Axios haber sitesinden Dave Lawler, Trump'ın açıklamaları hakkında şunları kaydetti: "Bu, Trump'ın dış politika senaryosunun, daha doğrusu 'dış politika dışı' senaryosunun bir parçası. O tartışmalı ve sert sözler söylüyor, bazen bunları eyleme dönüştürüyor, ama çoğu zaman hiçbir şey yapmıyor."
Lawler ayrıca Trump'ın "küresel düzene" inanmadığını ve ortaklarla dengeyi bozmanın -ya da mümkünse onları dışlamanın- Amerika'nın çıkarına daha uygun olduğuna inandığını yazdı.
Trump'ın açıklamalarını analiz eden Politico dergisi ise, bu tehditlerin "Önce Amerika" politikasının müdahaleci unsurlar taşıdığının kanıtı olduğunu yazdı; Analizde, "Bunlar aynı zamanda Trump'ın tehdit, kafa karışıklığı, keyfi davranışlar ve bir miktar öngörülemezliğin bir karışımı olan dış politikasını nasıl yürüttüğünün bir hatırlatıcısı olarak da görülebilir." denildi.
Trump'ın bir yıl boyunca seçim kampanyası danışmanlarından biri olan kıdemli Cumhuriyetçi Parti stratejisti David Carney, Politico'ya yaptığı açıklamada, Trump'ın sözlerinin müzakerelerin önünü açma stratejisinin bir parçası olabileceğini ileri sürdü.
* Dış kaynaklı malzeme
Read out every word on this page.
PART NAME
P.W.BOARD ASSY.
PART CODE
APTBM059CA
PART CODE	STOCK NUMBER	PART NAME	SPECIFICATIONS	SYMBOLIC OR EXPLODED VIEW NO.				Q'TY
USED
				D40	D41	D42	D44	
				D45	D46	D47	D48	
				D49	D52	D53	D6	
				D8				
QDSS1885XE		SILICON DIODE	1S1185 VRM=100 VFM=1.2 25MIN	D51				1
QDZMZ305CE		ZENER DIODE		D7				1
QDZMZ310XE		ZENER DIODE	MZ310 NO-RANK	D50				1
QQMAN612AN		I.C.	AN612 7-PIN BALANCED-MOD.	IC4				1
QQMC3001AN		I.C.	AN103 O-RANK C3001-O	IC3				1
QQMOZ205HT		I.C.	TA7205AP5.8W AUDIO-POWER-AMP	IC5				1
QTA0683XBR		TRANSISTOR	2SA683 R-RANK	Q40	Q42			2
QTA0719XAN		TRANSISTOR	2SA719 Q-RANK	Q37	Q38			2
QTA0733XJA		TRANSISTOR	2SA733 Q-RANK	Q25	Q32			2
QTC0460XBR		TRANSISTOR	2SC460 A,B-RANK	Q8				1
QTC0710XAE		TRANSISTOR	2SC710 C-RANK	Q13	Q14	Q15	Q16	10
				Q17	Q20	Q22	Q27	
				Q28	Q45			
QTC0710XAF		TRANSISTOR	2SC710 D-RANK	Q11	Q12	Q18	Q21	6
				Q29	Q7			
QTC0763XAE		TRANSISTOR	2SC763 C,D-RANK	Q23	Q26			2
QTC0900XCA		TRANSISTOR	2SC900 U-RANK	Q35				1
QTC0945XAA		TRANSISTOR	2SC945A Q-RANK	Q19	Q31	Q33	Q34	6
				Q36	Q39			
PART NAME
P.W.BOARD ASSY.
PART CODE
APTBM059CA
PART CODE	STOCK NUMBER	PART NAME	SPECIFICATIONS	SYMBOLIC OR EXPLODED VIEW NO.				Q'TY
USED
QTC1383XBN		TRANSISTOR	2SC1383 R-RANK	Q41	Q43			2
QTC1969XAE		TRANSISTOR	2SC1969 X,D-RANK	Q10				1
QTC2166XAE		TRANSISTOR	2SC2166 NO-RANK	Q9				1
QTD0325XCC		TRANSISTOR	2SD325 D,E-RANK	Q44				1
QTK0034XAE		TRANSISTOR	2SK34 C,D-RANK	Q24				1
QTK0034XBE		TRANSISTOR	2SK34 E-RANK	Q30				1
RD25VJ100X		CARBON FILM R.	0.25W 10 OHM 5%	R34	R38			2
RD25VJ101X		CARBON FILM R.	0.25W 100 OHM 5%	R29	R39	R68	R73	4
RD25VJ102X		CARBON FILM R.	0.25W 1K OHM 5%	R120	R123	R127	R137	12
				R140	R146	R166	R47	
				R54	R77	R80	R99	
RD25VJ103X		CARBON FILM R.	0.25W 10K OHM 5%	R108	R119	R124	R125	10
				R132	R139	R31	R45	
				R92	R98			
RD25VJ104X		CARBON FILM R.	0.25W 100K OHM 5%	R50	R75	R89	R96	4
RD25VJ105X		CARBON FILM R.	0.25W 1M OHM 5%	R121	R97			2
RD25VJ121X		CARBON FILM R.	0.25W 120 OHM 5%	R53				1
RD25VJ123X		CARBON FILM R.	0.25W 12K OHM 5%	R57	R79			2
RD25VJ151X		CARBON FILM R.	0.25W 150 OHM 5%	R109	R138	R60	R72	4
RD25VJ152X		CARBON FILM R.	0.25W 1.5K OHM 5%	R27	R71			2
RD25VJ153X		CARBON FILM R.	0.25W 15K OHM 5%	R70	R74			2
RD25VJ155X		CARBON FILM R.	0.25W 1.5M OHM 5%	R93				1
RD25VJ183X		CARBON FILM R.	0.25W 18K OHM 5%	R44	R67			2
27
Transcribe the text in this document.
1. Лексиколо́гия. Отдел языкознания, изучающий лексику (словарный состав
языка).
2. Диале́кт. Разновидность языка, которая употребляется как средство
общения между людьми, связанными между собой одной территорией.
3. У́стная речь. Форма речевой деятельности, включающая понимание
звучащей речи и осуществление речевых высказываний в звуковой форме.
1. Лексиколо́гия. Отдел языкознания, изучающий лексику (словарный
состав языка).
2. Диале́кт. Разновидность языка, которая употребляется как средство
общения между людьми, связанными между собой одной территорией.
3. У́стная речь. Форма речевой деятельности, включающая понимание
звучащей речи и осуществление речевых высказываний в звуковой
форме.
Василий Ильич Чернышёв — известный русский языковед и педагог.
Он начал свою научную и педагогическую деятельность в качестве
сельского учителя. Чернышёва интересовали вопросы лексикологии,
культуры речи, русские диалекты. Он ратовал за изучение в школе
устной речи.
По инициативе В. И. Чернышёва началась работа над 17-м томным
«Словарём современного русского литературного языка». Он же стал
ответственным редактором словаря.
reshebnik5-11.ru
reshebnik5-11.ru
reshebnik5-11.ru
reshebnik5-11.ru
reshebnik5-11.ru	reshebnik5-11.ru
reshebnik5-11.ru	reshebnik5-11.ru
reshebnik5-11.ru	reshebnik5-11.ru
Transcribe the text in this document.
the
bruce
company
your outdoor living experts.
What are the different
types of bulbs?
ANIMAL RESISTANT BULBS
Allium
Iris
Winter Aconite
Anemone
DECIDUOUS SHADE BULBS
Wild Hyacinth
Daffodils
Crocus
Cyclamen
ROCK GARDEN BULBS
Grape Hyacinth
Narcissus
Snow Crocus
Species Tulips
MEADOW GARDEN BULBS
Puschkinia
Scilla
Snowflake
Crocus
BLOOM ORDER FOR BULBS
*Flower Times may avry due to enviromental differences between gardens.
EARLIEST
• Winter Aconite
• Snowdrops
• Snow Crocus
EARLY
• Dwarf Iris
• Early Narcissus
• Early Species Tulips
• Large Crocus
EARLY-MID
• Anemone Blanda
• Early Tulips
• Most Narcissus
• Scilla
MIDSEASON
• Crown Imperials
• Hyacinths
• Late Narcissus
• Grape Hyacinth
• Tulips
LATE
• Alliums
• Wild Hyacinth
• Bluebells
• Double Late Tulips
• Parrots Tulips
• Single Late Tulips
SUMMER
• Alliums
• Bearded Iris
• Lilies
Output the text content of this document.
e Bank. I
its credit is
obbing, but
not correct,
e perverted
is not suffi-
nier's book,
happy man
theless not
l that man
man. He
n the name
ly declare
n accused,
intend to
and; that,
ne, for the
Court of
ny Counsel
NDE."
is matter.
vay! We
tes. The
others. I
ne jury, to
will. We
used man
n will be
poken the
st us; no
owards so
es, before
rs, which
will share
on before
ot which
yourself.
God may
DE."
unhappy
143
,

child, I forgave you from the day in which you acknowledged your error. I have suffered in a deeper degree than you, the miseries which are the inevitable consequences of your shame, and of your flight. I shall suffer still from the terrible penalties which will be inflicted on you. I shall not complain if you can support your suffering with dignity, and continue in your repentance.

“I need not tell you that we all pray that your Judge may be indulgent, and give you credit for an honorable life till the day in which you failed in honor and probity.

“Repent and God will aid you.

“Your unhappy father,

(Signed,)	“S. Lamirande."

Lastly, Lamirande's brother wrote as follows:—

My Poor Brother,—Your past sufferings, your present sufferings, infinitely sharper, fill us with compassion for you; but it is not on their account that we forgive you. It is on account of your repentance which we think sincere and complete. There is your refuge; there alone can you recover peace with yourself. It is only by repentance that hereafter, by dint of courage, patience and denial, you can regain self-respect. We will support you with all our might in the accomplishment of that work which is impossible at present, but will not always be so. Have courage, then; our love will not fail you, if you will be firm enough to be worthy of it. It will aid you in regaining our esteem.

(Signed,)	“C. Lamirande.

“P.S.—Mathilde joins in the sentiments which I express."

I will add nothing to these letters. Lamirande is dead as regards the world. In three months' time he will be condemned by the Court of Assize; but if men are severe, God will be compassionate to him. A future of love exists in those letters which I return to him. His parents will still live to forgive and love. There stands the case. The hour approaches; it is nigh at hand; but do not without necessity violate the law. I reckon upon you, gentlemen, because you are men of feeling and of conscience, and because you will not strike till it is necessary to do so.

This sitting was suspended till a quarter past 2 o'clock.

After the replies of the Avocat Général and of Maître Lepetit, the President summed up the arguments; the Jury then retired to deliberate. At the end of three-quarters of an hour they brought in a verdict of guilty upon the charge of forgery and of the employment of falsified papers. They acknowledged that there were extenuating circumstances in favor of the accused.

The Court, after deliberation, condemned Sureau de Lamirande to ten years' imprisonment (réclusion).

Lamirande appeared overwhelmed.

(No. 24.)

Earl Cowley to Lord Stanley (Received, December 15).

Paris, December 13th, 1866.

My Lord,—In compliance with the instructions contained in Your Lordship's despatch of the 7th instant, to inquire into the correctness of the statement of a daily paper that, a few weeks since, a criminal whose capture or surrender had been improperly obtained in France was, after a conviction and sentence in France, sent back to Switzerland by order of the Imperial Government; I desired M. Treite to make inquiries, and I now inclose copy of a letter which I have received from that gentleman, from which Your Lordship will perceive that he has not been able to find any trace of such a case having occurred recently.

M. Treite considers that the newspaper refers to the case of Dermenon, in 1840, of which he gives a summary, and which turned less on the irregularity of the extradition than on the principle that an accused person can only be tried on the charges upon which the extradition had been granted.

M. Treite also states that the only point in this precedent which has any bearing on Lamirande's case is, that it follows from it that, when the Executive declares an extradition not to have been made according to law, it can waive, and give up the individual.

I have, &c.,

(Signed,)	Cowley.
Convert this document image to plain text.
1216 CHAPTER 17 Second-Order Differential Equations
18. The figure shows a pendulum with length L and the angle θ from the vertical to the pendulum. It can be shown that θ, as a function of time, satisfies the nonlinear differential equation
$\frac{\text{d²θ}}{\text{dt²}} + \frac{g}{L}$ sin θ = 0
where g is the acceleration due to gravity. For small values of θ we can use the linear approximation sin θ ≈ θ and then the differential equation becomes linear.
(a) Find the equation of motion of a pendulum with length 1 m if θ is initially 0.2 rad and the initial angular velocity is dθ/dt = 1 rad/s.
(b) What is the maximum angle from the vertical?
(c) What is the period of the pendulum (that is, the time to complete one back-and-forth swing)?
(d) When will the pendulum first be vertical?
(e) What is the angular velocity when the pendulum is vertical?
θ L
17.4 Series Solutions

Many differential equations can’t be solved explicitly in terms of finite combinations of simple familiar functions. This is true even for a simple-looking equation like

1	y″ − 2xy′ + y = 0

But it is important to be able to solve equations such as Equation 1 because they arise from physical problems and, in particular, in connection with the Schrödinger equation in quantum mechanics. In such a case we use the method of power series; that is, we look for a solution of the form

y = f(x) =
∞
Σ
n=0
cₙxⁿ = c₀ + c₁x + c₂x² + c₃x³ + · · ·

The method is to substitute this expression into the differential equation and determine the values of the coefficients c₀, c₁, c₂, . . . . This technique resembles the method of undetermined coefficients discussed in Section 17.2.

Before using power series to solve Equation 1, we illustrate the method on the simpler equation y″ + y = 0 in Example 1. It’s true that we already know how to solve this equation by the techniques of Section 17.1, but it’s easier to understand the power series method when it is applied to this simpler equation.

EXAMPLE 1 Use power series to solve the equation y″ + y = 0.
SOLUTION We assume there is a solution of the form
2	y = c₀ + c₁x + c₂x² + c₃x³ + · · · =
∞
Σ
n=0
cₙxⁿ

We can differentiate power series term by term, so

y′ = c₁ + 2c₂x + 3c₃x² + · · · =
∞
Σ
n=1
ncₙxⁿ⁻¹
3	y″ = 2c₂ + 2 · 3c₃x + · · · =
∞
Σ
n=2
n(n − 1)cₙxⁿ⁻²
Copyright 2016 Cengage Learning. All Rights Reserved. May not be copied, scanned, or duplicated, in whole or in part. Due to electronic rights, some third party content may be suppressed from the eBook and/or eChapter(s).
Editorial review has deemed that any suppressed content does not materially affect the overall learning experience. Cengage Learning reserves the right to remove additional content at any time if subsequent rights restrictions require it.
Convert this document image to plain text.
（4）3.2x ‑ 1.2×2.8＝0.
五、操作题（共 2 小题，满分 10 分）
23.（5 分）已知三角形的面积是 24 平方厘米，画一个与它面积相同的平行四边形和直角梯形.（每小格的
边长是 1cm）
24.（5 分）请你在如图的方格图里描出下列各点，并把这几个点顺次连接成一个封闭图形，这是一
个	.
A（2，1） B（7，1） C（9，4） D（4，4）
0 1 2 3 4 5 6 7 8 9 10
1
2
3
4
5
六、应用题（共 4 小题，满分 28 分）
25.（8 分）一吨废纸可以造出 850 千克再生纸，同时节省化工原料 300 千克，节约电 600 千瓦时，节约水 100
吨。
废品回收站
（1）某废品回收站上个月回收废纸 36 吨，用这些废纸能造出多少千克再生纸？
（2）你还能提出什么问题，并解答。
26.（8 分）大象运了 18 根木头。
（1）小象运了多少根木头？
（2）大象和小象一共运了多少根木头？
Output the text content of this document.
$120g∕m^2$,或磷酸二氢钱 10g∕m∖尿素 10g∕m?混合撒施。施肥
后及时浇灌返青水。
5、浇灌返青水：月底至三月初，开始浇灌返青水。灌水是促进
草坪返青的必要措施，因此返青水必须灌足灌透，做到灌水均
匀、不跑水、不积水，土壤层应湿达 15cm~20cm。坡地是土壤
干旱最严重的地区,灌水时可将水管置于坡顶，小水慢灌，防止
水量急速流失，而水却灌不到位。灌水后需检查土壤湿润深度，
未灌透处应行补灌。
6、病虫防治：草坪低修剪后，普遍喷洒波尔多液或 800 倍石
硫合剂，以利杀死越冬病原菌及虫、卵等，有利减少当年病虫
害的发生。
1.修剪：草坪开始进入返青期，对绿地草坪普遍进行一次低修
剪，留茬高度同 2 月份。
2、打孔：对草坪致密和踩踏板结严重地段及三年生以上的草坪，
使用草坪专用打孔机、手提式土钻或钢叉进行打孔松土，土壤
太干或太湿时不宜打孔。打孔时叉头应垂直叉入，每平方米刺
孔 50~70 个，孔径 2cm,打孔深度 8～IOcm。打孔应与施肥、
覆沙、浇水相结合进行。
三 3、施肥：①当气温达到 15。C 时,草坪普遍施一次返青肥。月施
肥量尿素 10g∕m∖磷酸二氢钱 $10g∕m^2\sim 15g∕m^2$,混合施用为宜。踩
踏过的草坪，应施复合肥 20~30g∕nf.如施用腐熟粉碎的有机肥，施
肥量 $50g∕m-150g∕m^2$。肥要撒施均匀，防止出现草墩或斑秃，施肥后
Carney, Trump'ın 2017-2021 yılları arasındaki ilk başkanlık döneminde NATO'dan çekilme tehdidinde bulunarak ittifak üyelerini savunma harcamalarını artırmaya zorlayabildiğini söyledi ve Trump'ın öngörülemezliğinin bazı senaryolarda değerli olduğunu savundu.
Ancak Donald Trump'ın dengesiz ve keyfi davranışları Amerikan dış politikasına ve güvenlik çıkarlarına faydadan çok zarar verdi.
Örneğin, 2018 yılında ABD güvenlik ekibine ve müttefiklerine danışmadan Suriye'den bazı ABD askerlerini çekme yönündeki ani kararını, Trump'ın kendi partisi bile sert eleştirmişti.
Ayrıca Trump, dört yıllık görev süresi boyunca zaman zaman Twitter üzerinden ülkeleri nükleer saldırılarla tehdit etmiş, bu da ABD'de komutanlar ve karar verme mercileri arasında kaos ve karışıklığa yol açmıştı.
Axios sitesi, Trump'ın dış politikasının nereye varabileceği hakkında şunları yazdı: " Önce Amerika politikası Amerikan emperyalizmiyle çarpıştı. Trump dahil hiç kimse işlerin nasıl ilerleyeceğini gerçekten bilmiyor."